What Lena Dunham Did

lena_dunham_largeWhat Lena Dunham did is not ok. It’s natural. It’s common. It’s not shameful. It’s not dirty. But it’s not ok.

What Lena did, as recorded in her memoir, is sexually experiment on and with her younger sister, for several years. Since her admission, Lena has been accused of sexually abusing her sister, while many have spoken up to say that it is completely normal and, as such, harmless.

Neither is entirely accurate.

Child sexual exploration is natural, because sex is fascinating, touching ourselves and being touched feels good, and children discover these facts at various ages. It is normal for children to be curious, and react to good physical sensations.

It is common, because children will explore their bodies, and sometimes the bodies of others. They will learn that something feels good, and they will want to repeat it.

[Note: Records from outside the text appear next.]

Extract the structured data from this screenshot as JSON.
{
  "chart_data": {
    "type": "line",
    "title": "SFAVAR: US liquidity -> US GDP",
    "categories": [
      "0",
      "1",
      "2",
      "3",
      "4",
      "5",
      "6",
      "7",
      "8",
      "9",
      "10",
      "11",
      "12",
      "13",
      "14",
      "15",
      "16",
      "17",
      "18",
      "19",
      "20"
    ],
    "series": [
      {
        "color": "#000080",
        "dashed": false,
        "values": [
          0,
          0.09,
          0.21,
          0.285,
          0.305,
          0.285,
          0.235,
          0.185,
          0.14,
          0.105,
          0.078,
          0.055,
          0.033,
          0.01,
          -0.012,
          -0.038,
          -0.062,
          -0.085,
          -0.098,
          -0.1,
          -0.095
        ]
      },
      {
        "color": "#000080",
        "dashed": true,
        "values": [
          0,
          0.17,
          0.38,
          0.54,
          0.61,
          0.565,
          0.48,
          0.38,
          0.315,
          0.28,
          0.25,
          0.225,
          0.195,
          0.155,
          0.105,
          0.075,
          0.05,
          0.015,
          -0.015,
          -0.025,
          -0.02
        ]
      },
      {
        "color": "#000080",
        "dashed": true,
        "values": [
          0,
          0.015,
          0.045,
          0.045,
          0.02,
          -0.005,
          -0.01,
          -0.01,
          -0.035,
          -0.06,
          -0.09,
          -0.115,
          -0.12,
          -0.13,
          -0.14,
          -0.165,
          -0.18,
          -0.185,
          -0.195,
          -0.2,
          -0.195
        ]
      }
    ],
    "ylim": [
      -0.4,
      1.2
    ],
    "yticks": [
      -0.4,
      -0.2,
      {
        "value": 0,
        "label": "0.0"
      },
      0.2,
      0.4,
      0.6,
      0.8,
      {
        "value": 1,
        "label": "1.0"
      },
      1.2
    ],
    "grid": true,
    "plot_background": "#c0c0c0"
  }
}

But what Lena did is not ok. It’s not ok because children cannot consent. It does not necessarily make her a child molester, because she was a child herself. But she was several years older than her sister, and Dunham would not be the first minor accused of sexual abuse. Where is the line drawn? When is a child old enough to know not to touch another child sexually? What age gap is acceptable? What if it is an 8-year-old boy and a 5-year-old girl? There are too many grey areas; too fine of a line between childhood exploration and sexual abuse.

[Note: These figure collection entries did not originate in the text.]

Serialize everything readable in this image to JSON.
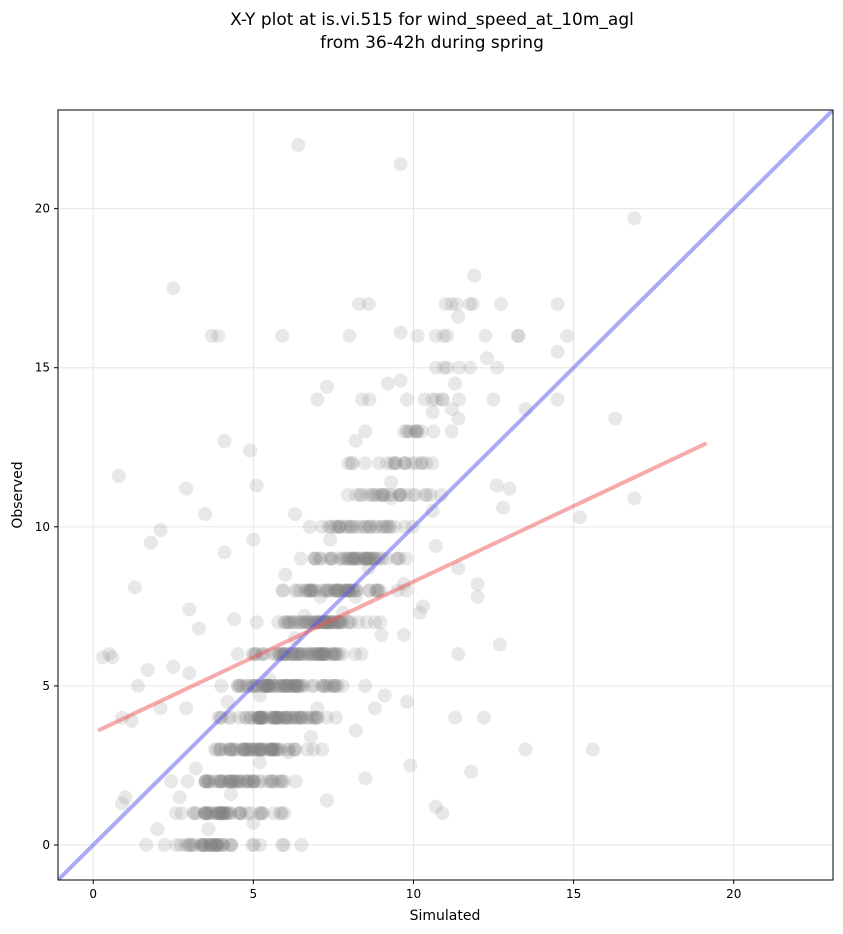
{
  "chart_data": {
    "type": "scatter",
    "title": [
      "X-Y plot at is.vi.515 for wind_speed_at_10m_agl",
      "from 36-42h during spring"
    ],
    "xlabel": "Simulated",
    "ylabel": "Observed",
    "xlim": [
      -1.1,
      23.1
    ],
    "ylim": [
      -1.1,
      23.1
    ],
    "xticks": [
      0,
      5,
      10,
      15,
      20
    ],
    "yticks": [
      0,
      5,
      10,
      15,
      20
    ],
    "grid": true,
    "point_color": "#808080",
    "identity_line": {
      "from": [
        -1.1,
        -1.1
      ],
      "to": [
        23.1,
        23.1
      ],
      "color": "#5555ee"
    },
    "fit_line": {
      "from": [
        0.2,
        3.62
      ],
      "to": [
        19.1,
        12.6
      ],
      "color": "#ee5555"
    },
    "levels": [
      0,
      1,
      2,
      3,
      4,
      5,
      6,
      7,
      8,
      9,
      10,
      11,
      12,
      13,
      14,
      15,
      16,
      17
    ],
    "points": [
      [
        6.4,
        22.0
      ],
      [
        9.6,
        21.4
      ],
      [
        16.9,
        19.7
      ],
      [
        2.5,
        17.5
      ],
      [
        11.9,
        17.9
      ],
      [
        8.3,
        17.0
      ],
      [
        8.6,
        17.0
      ],
      [
        14.5,
        17.0
      ],
      [
        11.4,
        16.6
      ],
      [
        3.7,
        16.0
      ],
      [
        3.9,
        16.0
      ],
      [
        5.9,
        16.0
      ],
      [
        8.0,
        16.0
      ],
      [
        9.6,
        16.1
      ],
      [
        10.7,
        16.0
      ],
      [
        14.8,
        16.0
      ],
      [
        14.5,
        15.5
      ],
      [
        12.3,
        15.3
      ],
      [
        7.3,
        14.4
      ],
      [
        9.2,
        14.5
      ],
      [
        9.6,
        14.6
      ],
      [
        11.3,
        14.5
      ],
      [
        11.2,
        13.7
      ],
      [
        13.5,
        13.7
      ],
      [
        16.3,
        13.4
      ],
      [
        10.6,
        13.6
      ],
      [
        11.4,
        13.4
      ],
      [
        7.0,
        14.0
      ],
      [
        8.4,
        14.0
      ],
      [
        9.8,
        14.0
      ],
      [
        10.9,
        14.0
      ],
      [
        12.5,
        14.0
      ],
      [
        14.5,
        14.0
      ],
      [
        0.8,
        11.6
      ],
      [
        2.9,
        11.2
      ],
      [
        3.5,
        10.4
      ],
      [
        9.3,
        11.4
      ],
      [
        13.0,
        11.2
      ],
      [
        15.2,
        10.3
      ],
      [
        16.9,
        10.9
      ],
      [
        8.2,
        12.7
      ],
      [
        12.6,
        11.3
      ],
      [
        12.8,
        10.6
      ],
      [
        10.7,
        9.4
      ],
      [
        11.4,
        8.7
      ],
      [
        12.0,
        7.8
      ],
      [
        12.0,
        8.2
      ],
      [
        12.7,
        6.3
      ],
      [
        11.4,
        6.0
      ],
      [
        9.7,
        6.6
      ],
      [
        9.8,
        4.5
      ],
      [
        8.8,
        4.3
      ],
      [
        9.1,
        4.7
      ],
      [
        11.3,
        4.0
      ],
      [
        10.2,
        7.3
      ],
      [
        10.3,
        7.5
      ],
      [
        12.2,
        4.0
      ],
      [
        13.5,
        3.0
      ],
      [
        15.6,
        3.0
      ],
      [
        11.8,
        2.3
      ],
      [
        10.7,
        1.2
      ],
      [
        10.9,
        1.0
      ],
      [
        0.9,
        1.3
      ],
      [
        1.0,
        1.5
      ],
      [
        2.0,
        0.5
      ],
      [
        3.6,
        0.5
      ],
      [
        5.9,
        0.0
      ],
      [
        6.5,
        0.0
      ],
      [
        0.6,
        5.9
      ],
      [
        0.9,
        4.0
      ],
      [
        1.2,
        3.9
      ],
      [
        2.1,
        4.3
      ],
      [
        2.9,
        4.3
      ],
      [
        4.2,
        4.5
      ],
      [
        5.2,
        4.7
      ],
      [
        0.3,
        5.9
      ],
      [
        0.5,
        6.0
      ],
      [
        1.4,
        5.0
      ],
      [
        1.7,
        5.5
      ],
      [
        2.5,
        5.6
      ],
      [
        3.0,
        5.4
      ],
      [
        3.3,
        6.8
      ],
      [
        4.4,
        7.1
      ],
      [
        5.5,
        5.2
      ],
      [
        6.3,
        6.5
      ],
      [
        6.6,
        7.2
      ],
      [
        7.1,
        7.8
      ],
      [
        7.8,
        7.3
      ],
      [
        8.2,
        7.8
      ],
      [
        9.0,
        6.6
      ],
      [
        4.1,
        9.2
      ],
      [
        5.0,
        9.6
      ],
      [
        6.0,
        8.5
      ],
      [
        7.4,
        9.6
      ],
      [
        8.6,
        8.7
      ],
      [
        9.7,
        8.2
      ],
      [
        3.0,
        7.4
      ],
      [
        1.3,
        8.1
      ],
      [
        1.8,
        9.5
      ],
      [
        2.1,
        9.9
      ],
      [
        5.1,
        11.3
      ],
      [
        6.3,
        10.4
      ],
      [
        4.9,
        12.4
      ],
      [
        4.1,
        12.7
      ],
      [
        9.3,
        10.9
      ],
      [
        10.6,
        10.5
      ],
      [
        5.0,
        0.7
      ],
      [
        7.3,
        1.4
      ],
      [
        8.5,
        2.1
      ],
      [
        9.9,
        2.5
      ],
      [
        4.3,
        1.6
      ],
      [
        3.2,
        2.4
      ],
      [
        6.8,
        3.4
      ],
      [
        7.0,
        4.3
      ],
      [
        8.2,
        3.6
      ],
      [
        6.1,
        2.9
      ],
      [
        5.2,
        2.6
      ],
      [
        2.7,
        1.5
      ]
    ]
  }
}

It is natural for children to explore their own bodies; it is natural in the scheme of human sexuality for kids to be curious about their friends’ bodies, but it is not ok for children to explore any body but their own.

Children cannot consent, legally, and before a certain age, developmentally. Sexual contact without consent is sexual assault. An important part of consent is having the ability to say no, and the ability to recognize when someone is saying no.

Children do not have this ability. We all know plenty of toddlers who adore the word “NO!” But true consent means being developmentally able to understand sexual contact, to understand where your relationship with your sexual partner stands, to check in and make sure everything (especially new things) is going well and feeling comfortable. It is wise for partners, even those who have been together for years, to check in: “How does this feel?” “Is this ok?” “How was that for you?”

Affirmative consent is not just the absence of no– it is an enthusiastic YES! While children may have the natural desire for sexual contact (not because they understand sex and all of its complicated layers, but because it feels good), they do not have the developmental capability to form healthy boundaries and give an empowered “NO!” whenever necessary.

Because of this lack of consent, child sexual exploration wades dangerously close to assault, whether it seems completely innocent or not. While it may seem harmless and in some cases be harmless, there is no realistic way for children to form healthy boundaries. There is no guarantee that both children will have innocent intentions. There’s really no way to obtain consent in such situations, and because of that, it is not ok. Common, yes. Natural, yes. Safe? Not necessarily. Rendering it Not. O.K.

With that in mind, how do we prevent this, since it does stem from natural, normal curiosity?

Teach children about the incredible importance of consent. Start early.

DO NOT FORCE YOUR CHILDREN TO HUG OR KISS ANYONE, EVER, EVEN YOU.

Don’t spank your children. This teaches kids that people who love them can hit them, and teaches them they have absolutely no ownership over their own bodies. Spanking is a recipe for powerlessness.

Stop tickling your child if they tell you to stop. Have a “safe word” for rough play.

Teach your kids to obtain consent before touching others. Teach them empathy; ask them how they would feel if someone did this or that to them.

Teach your kids the right names for their genitals. Doing so helps prevent sexual abuse.

Remind your kids that their genitals are private, or sacred, or whatever word works for you and conveys that no one else is allowed to touch them there. I do this with my six-year-old, and have for several years. A casual reminder when he’s washing his genitals in the bath suffices: “Remember, no one is allowed to touch you there [add “until you’re older” when appropriate].”

Empower your kids to say no. Give them choices, and allow them to make their own decisions whenever realistically possible. Something as simple as, “Do you want broccoli or peas for your veggie?” helps empower.

Give kids a sense of bodily autonomy by treating them like human beings who are separate from you. They are having their own experience. Get on their level and empathize.

As your children get older, continue to have age-appropriate conversations about consent, sex, relationships, honesty, and anything else that may help your kids become conscientious people.  Have them read things like this and this and this and this and this.

This may seem like a lot of information to lay on a young child, but when this approach is normalized from birth, it becomes second nature. My six-year-old has been known to run by me at the playground, chasing a squealing playmate, exclaiming, “They consent!!!

Children are capable of understanding a lot more than they are given credit for, and they deserve to know this information to avoid being victimized, and to avoid victimizing someone else. Not all childhood sexual exploration is victimizing, but it can be, and because of that, it is our duty as parents to take preventative measures.

Talk to your kids about sex. Talk to them about consent, boundaries, and autonomy. Teach them that their bodies are theirs, and they are worthy of respect. Help keep your kids, and everyone else’s, safe!